The consequences of land cover and tree species shifts on watershed-scale DOM dynamics benefit from techniques that differentiate DOM reactivity of hillslope inputs and exports. Analysis of fluorescing components of DOM (FDOM) has become a relatively routine, low-cost approach to characterize the relative abundance of biologically reactive organic molecules (Smith et al. 2018). Correlation between fluorescing and non-fluorescing DOM molecules of similar chemical structures and biological reactivities expands the utility of FDOM as an index of overall DOM quality (Stubbins et al., 2014). Optical characterization can be used in conjunction with heterotrophic microbial oxygen consumption assays to identify which DOM components are microbially created or utilized (D’Andrilli et al., 2019).

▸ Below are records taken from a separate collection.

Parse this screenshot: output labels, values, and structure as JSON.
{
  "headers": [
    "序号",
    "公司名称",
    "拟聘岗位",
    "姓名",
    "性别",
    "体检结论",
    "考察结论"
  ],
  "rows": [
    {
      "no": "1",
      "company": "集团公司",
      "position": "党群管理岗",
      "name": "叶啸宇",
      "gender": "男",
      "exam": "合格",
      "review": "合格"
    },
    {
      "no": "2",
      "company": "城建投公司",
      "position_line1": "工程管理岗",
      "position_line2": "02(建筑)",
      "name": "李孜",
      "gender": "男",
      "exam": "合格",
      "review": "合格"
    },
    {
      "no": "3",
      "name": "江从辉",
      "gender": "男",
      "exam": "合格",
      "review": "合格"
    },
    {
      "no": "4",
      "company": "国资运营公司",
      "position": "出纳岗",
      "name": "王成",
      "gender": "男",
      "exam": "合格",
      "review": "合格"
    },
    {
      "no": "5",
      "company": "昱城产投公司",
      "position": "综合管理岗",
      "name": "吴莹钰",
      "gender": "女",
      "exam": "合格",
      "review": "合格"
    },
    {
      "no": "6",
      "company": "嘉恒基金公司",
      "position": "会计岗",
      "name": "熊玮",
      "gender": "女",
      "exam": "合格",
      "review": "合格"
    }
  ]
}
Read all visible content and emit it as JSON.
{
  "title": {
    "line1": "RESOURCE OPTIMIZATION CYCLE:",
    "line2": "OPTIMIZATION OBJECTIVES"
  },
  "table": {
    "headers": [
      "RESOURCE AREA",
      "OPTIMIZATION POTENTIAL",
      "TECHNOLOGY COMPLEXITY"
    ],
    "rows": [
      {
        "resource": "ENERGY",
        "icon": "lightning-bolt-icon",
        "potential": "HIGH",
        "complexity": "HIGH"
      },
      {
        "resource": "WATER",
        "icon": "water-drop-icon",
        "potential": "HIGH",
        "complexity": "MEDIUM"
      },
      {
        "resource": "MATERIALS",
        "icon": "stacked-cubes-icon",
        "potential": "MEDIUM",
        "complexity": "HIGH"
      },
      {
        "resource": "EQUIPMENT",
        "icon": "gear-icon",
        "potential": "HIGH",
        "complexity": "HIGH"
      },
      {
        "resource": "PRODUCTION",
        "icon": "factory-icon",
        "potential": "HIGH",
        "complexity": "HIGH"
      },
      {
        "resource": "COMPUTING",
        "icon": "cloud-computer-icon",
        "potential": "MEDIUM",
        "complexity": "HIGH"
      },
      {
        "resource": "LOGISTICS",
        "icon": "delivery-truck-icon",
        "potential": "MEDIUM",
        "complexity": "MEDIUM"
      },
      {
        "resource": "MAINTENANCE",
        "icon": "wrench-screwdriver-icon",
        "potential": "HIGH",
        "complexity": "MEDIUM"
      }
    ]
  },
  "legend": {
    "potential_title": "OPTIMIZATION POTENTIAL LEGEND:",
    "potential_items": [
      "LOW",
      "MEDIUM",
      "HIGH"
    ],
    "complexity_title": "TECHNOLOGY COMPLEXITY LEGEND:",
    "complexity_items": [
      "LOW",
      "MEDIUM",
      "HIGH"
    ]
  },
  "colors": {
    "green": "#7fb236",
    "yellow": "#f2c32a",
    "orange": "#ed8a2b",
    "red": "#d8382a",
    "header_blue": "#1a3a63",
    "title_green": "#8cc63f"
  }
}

In this study we compare DOM inputs from litter leachate and the concentration, character and biological reactivity of DOM exports in subsurface flow between adjacent old-growth subalpine and second-growth pine forests. Early work at these sites documented that clear cut harvesting resulted in lasting increases in snow accumulation, subsurface discharge, and nutrient export (Reuss, Stottlemyer, & Troendle, 1997; Starr, 2004; Troendle & Reuss, 1997). The amount of DOC exported from forests is determined by O horizon C content, with old-growth forests exporting more DOC compared to regenerating ones (Cawley et al., 2014; Lajtha & Jones, 2018; Pacific, Jensco, & McGlynn, 2010). However, DOC reactivity is affected by C character and processing within subsurface flow paths (Lehmann & Kleber, 2015). Because old-growth forests generally have deeper O-horizons composed of more recalcitrant DOM (Jandle et al., 2007; Johnson, Johnson, Huntington, & Siccama, 1991), we expect greater flux but lower biological reactivity of DOC from these forests. Conversely, we hypothesize that DOM exported from pine-dominated, second-growth forest to contain proportionally more biologically reactive DOM typical of the water-soluble proteins and polyphenolics found in pine needle litter (Beggs & Summer, 2011). Western conifer forests often require a century to regrow to their pre-harvest stand structure (Burns & Honkala, 1990), so the extent of old-growth forest cover has decreased during more than a century of timber harvesting and most forests are in intermediate stages of recovery (Anderson‐Teixeira et al., 2013; Hurtt et al., 2011; McDowell et al., 2020). This study evaluates how forest change following clear-cut harvesting alters the reactivity of DOM from the landscape to aquatic ecosystems.